E.U. : Le risque de dilution des idées nationalistes basques et d’affaiblissement consécutif des partis abertzale est peu probable car les électeurs savent pertinemment qui a porté ces revendications durant plusieurs décennies et qui fera tout son possible pour les mettre en œuvre. A ce propos, les abertzale bénéficient d’une crédibilité sur ces questions dont sont, pour le moment, dépourvus les autres candidatures. En outre, le fait que les autres partis s’approprient les idées nationalistes basques ne fait que légitimer ces idées et renforcer les acteurs qui les portent de longue date. Enfin, les revendications nationalistes basques, y compris en matière d’institutionnalisation, de processus de paix ou de politique linguistique sont loin d’être satisfaites puisque les abertzale aspirent, notamment, à doter le territoire d’une collectivité territoriale à statut particulier, à la libération des prisonniers malades et purgeant de longues peines, ou à la généralisation de l’offre d’enseignement bilingue, de préférence selon le modèle immersif en langue basque.

Trois mille nouveaux habitants au Pays Basque chaque année. Comment cela pourrait-il se traduire dans les urnes ? A moyen terme, cela pourrait-il ralentir l’avancée des abertzale ?

E.U. : L’accroissement notable de la population du Pays Basque nord au cours des dix dernières années, avec un essor de 9,6 % en une décennie, représente un défi majeur pour les partis nationalistes basques. D’une part, parce que cette augmentation s’est produite de manière différenciée selon les provinces, avec un accroissement de 11 % et de 6 % en Labourd et Basse-Navarre respectivement, et une baisse de 4% en Soule, et, d’autre part, car la majeure partie de cette augmentation est imputable à l’apport de population extérieure au Pays Basque, la plupart venant de régions françaises. Ces nouveaux habitants se concentrent dans les principales villes côtières, entrainant une demande accrue de logements, de transports en commun ou de places en crèches. De plus, étant le plus souvent adultes, ils ne transiteront pas par le système scolaire local, ce qui implique de développer la formation continue, en particulier pour l’apprentissage du basque. Ces évolutions démographiques impactent directement les partis nationalistes, puisque ces nouveaux habitants n’ont pas, dans un premier temps, le même attachement à la culture, la langue et l’identité basques.
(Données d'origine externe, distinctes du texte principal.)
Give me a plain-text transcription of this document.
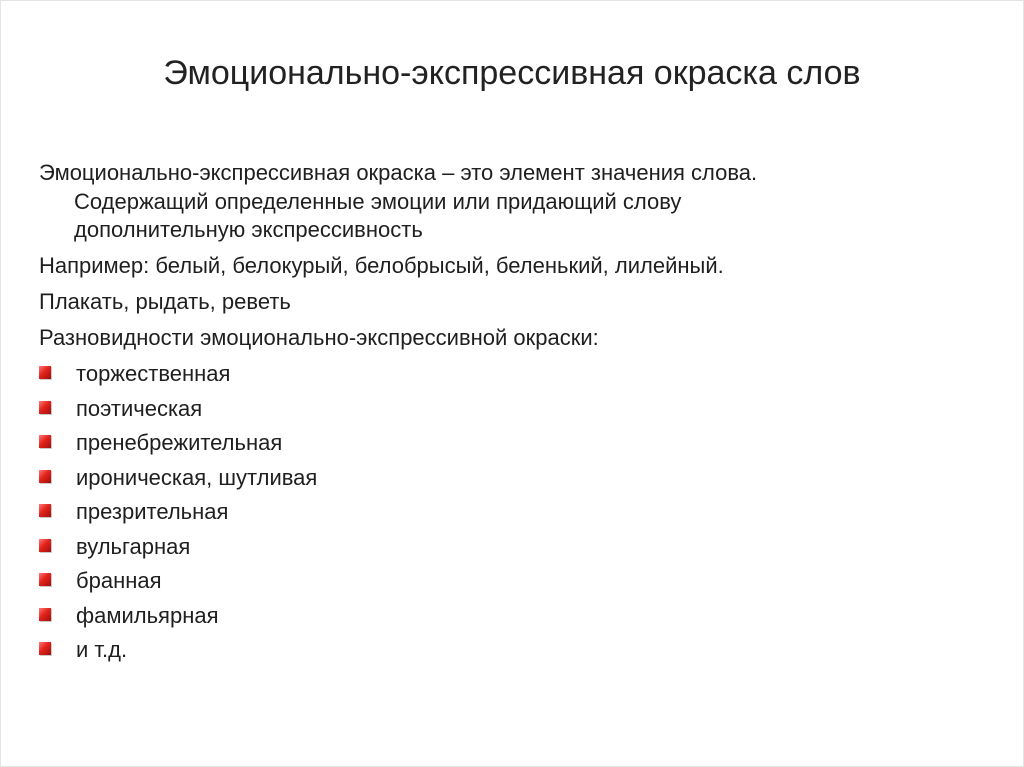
Эмоционально-экспрессивная окраска слов
Эмоционально-экспрессивная окраска – это элемент значения слова.
Содержащий определенные эмоции или придающий слову
дополнительную экспрессивность
Например: белый, белокурый, белобрысый, беленький, лилейный.
Плакать, рыдать, реветь
Разновидности эмоционально-экспрессивной окраски:
торжественная
поэтическая
пренебрежительная
ироническая, шутливая
презрительная
вульгарная
бранная
фамильярная
и т.д.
Attirer et convaincre ce nouveau public implique de proposer une offre globale ne se limitant pas aux questions identitaires.

Les élections sont municipales et communautaires. Dans une assemblée de 232 délégués, sans groupe politique, l’étiquette EH Bai change-t-elle quelque chose ?

E.U. : Il faut rappeler que les nationalistes basques, outre le fait de disposer d’élus communautaires qui ont contribué notamment à l’élection de Jean-René Etchegaray à la présidence de la CAPB et à l’adoption de budgets, de politiques sectorielles et de motions, occupent des vice-présidences thématiques. Bien que les abertzale n’aient pas constitué de groupe spécifique au sein du conseil communautaire, ils n’en partagent pas moins des orientations, voire des stratégies communes. A ce titre, les étiquettes ont peu d’importance, car dans un petit territoire comme le Pays Basque nord où la population excède péniblement 309 000 habitants et où le nombre d’élus est limité, tous se connaissent mutuellement et sont clairement identifiés. De plus, il convient de noter que, lors de ces élections municipales et communautaires, le nombre de listes sans étiquette ont fortement augmenté. Cela s’explique par la remise en cause de la forme-parti, à la fois, consécutivement à la crise financière, économique, sociale puis politique initiée en 2008 que les partis traditionnels se sont montrés incapables d’éviter puis de gérer, et suite au mouvement des Gilets jaunes qui a remis en cause les corps intermédiaires et, au premier chef, les partis politiques.